As the US SEC deliberates on the approval of 13 Bitcoin spot ETFs, there’s significant activity in Hong Kong, where the Chief Operating Officer of HashKey Group, Livio Weng, discloses that approximately ten fund companies are gearing up to introduce Virtual Asset Spot Exchange-Traded Funds. According to Weng, seven or eight of these companies are well into the advanced stages of preparing for the launch of spot crypto ETFs, marking a notable development in the region’s push to lead Asia as the pioneer market permitting the listing of virtual asset spot ETFs.
This initiative comes in response to a circular issued in December 2023 by the Hong Kong Securities and Futures Commission (SFC) and the Hong Kong Monetary Authority (HKMA). This circular announced their willingness to consider applications for the authorization of virtual asset spot ETFs, reflecting a pivotal shift in the regulatory landscape.
This change signifies a departure from the 2018 regulatory approach, when the SFC initially adopted a stance that restricted the crypto market to “professional-investors only.” Hong Kong’s perspective on digital assets has undergone a noteworthy transformation, with regulators now relaxing restrictions and expanding the scope for investor participation. In a significant move in October, the SFC updated its rule book to enable a broader range of investors to participate in spot-crypto and ETF investments.
Regulators Working to Allow Retail Investors to Buy Spot ETFs
SFC Chief Executive Officer Julia Leung has reinforced this evolving trend, confirming that the regulator is moving forward with the prospect of enabling retail investors to purchase spot crypto ETFs. Leung emphasized the regulatory body’s receptivity to innovative technologies aimed at improving efficiency and enhancing customer experience, as long as the associated risks are properly addressed.

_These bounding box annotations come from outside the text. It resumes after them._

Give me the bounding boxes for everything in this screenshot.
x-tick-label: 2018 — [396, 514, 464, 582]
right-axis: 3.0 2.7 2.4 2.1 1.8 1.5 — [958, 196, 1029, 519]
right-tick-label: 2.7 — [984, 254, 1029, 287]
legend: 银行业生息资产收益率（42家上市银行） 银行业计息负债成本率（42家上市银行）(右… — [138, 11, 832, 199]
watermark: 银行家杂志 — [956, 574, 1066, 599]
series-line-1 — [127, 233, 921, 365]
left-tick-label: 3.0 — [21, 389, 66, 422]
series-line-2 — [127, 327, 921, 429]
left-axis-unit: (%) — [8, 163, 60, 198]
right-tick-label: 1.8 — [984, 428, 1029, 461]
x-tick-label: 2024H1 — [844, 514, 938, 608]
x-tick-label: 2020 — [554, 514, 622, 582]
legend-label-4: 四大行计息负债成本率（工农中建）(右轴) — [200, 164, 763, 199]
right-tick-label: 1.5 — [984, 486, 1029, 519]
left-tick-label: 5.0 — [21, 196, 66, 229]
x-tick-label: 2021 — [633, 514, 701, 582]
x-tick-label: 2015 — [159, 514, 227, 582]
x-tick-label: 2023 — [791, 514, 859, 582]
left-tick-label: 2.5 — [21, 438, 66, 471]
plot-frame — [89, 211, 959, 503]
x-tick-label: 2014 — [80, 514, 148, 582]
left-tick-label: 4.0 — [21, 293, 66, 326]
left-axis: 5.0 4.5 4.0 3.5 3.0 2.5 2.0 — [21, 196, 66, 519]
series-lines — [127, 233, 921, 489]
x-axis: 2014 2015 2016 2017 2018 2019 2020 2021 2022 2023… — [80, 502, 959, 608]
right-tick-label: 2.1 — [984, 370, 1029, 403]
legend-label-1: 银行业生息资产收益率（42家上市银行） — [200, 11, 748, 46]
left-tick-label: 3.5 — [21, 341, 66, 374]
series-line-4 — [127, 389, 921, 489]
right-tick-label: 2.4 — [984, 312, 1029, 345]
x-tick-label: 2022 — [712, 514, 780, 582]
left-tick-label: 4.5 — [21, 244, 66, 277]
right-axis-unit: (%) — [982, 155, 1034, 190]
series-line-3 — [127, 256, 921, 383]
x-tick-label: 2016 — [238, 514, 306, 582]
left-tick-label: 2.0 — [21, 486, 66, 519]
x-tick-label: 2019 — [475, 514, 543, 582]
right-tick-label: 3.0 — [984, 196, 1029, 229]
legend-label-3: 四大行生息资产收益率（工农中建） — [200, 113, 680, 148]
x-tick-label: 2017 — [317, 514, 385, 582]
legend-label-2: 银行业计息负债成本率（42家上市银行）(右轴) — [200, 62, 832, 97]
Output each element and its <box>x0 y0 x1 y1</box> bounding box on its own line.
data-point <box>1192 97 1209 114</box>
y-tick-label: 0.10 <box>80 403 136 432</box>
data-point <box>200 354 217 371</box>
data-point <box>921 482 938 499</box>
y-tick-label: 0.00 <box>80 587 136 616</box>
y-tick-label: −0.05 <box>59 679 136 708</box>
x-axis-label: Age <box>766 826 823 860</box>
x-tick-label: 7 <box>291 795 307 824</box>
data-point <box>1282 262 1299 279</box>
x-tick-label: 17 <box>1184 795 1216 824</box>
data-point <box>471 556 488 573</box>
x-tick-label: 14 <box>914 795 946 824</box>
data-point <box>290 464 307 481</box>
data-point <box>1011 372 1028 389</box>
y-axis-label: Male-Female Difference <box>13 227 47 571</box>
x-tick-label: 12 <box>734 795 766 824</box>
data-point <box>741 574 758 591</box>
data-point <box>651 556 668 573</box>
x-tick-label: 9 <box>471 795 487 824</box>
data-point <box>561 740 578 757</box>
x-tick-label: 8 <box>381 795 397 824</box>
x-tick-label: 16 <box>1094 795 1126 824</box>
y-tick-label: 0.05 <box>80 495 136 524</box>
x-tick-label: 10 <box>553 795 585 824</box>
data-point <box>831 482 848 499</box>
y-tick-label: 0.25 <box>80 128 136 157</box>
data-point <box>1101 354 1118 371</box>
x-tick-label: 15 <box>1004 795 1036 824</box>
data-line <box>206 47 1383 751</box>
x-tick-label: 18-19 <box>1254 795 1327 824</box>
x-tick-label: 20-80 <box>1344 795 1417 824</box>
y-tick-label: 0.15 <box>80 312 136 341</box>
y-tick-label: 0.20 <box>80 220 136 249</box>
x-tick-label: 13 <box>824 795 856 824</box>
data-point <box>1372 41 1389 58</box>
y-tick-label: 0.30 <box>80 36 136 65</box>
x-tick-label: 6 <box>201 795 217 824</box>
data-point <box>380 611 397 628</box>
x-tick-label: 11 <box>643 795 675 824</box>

In a joint statement, the SFC and HKMA underscored the swift transformation of the virtual asset landscape, as it integrates further into mainstream finance. The SFC explicitly communicated its readiness to entertain applications for the authorization of other funds with exposure to virtual assets, encompassing VA Spot ETFs. This signals a continued commitment to adapt regulatory frameworks to the dynamic developments within the digital asset space.